Durante a coletiva, um dos pontos enfatizados foi intensificar o combate ao mosquito Aedes aegypti nas áreas mais vulneráveis do município. “Próxima semana estamos fechando um levantamento para informar quais são os bairros mais críticos. Vamos trabalhar em duas frentes: uma com os agentes de endemias e outra com a colaboração da população, pois o combate à febre chikungunya é o mesmo do combate à dengue. Temos que diminuir os focos dos mosquitos nas residências.”, destacou Paulo Florêncio, Diretor da Vigilância em Saúde.
 
Um trabalho focal também será fortalecido no Parque 18 de Maio. “Vamos dispor de equipes para eliminar os focos do mosquito no raio que compreende a Feira de Caruaru.”, informou Florêncio.
 
Outro ponto discutido na coletiva foi a questão da notificação dos casos.

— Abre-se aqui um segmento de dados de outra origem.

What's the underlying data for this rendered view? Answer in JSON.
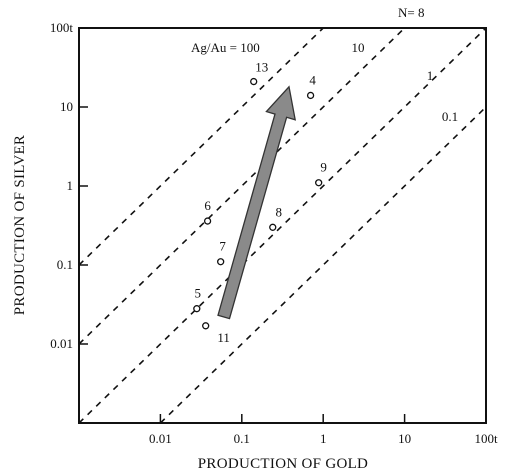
{
  "chart_data": {
    "type": "scatter",
    "title": "",
    "n_label": "N= 8",
    "xlabel": "PRODUCTION OF GOLD",
    "ylabel": "PRODUCTION OF SILVER",
    "x_scale": "log",
    "y_scale": "log",
    "xlim": [
      0.001,
      100
    ],
    "ylim": [
      0.001,
      100
    ],
    "x_ticks": [
      {
        "value": 0.01,
        "label": "0.01"
      },
      {
        "value": 0.1,
        "label": "0.1"
      },
      {
        "value": 1,
        "label": "1"
      },
      {
        "value": 10,
        "label": "10"
      },
      {
        "value": 100,
        "label": "100t"
      }
    ],
    "y_ticks": [
      {
        "value": 0.01,
        "label": "0.01"
      },
      {
        "value": 0.1,
        "label": "0.1"
      },
      {
        "value": 1,
        "label": "1"
      },
      {
        "value": 10,
        "label": "10"
      },
      {
        "value": 100,
        "label": "100t"
      }
    ],
    "ratio_lines": [
      {
        "ratio": 100,
        "label": "Ag/Au = 100"
      },
      {
        "ratio": 10,
        "label": "10"
      },
      {
        "ratio": 1,
        "label": "1"
      },
      {
        "ratio": 0.1,
        "label": "0.1"
      }
    ],
    "points": [
      {
        "id": "13",
        "x": 0.14,
        "y": 21
      },
      {
        "id": "4",
        "x": 0.7,
        "y": 14
      },
      {
        "id": "6",
        "x": 0.038,
        "y": 0.36
      },
      {
        "id": "9",
        "x": 0.88,
        "y": 1.1
      },
      {
        "id": "8",
        "x": 0.24,
        "y": 0.3
      },
      {
        "id": "7",
        "x": 0.055,
        "y": 0.11
      },
      {
        "id": "5",
        "x": 0.028,
        "y": 0.028
      },
      {
        "id": "11",
        "x": 0.036,
        "y": 0.017
      }
    ],
    "arrow": {
      "from": [
        0.06,
        0.022
      ],
      "to": [
        0.38,
        18
      ]
    }
  }
}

De acordo com Wedneide Almeida, Secretária Executiva da Saúde, as equipes da Atenção Básica e da Atenção Especializada serão orientadas a respeito sobre como são os sintomas da doença e imediatamente encaminhadas para notificação “Os casos suspeitos deverão ser notificados em até 24 horas a partir da suspeita inicial, digitados no Sistema de Informação de Agravos de Notificação (SINAN NET), além de ser preenchida a ficha de investigação disponibilizada na plataforma FormSUS.”, declarou Almeida.
 
Segundo o médico Marcos Pedrosa, professor do curso de medicina da UFPE, os sintomas suspeitos da doença são pacientes com febre de início súbito maior de 38,6% e dores fortes nas articulações, não explicada por outras condições, podendo estar associadas às dores de cabeça, dores musculares e erupções cutâneas. “ O caso só é confirmado com a detecção de RNA viral por RT-PCR; detecção de IgM em uma única amostra de soro e o aumento de vezes no título de anticorpos IgG específicos anti-CHIKV.”, explanou.
 
Não existem vacinas ou remédios específicos para combater a febre chikunguya, os sintomas são cuidados com medicação para a febre (paracetamol) e dores articulares (anti inflamatórios), além de repouso absoluto do paciente, que deve beber líquidos em abundância. Não é recomendado usar o ácido acetil salicílico (AAS) devido ao risco de hemorragia. “Orientamos que a população não se automedique. É necessário procurar a unidade mais próxima de sua residência.”, complementou Wedneide Almeida.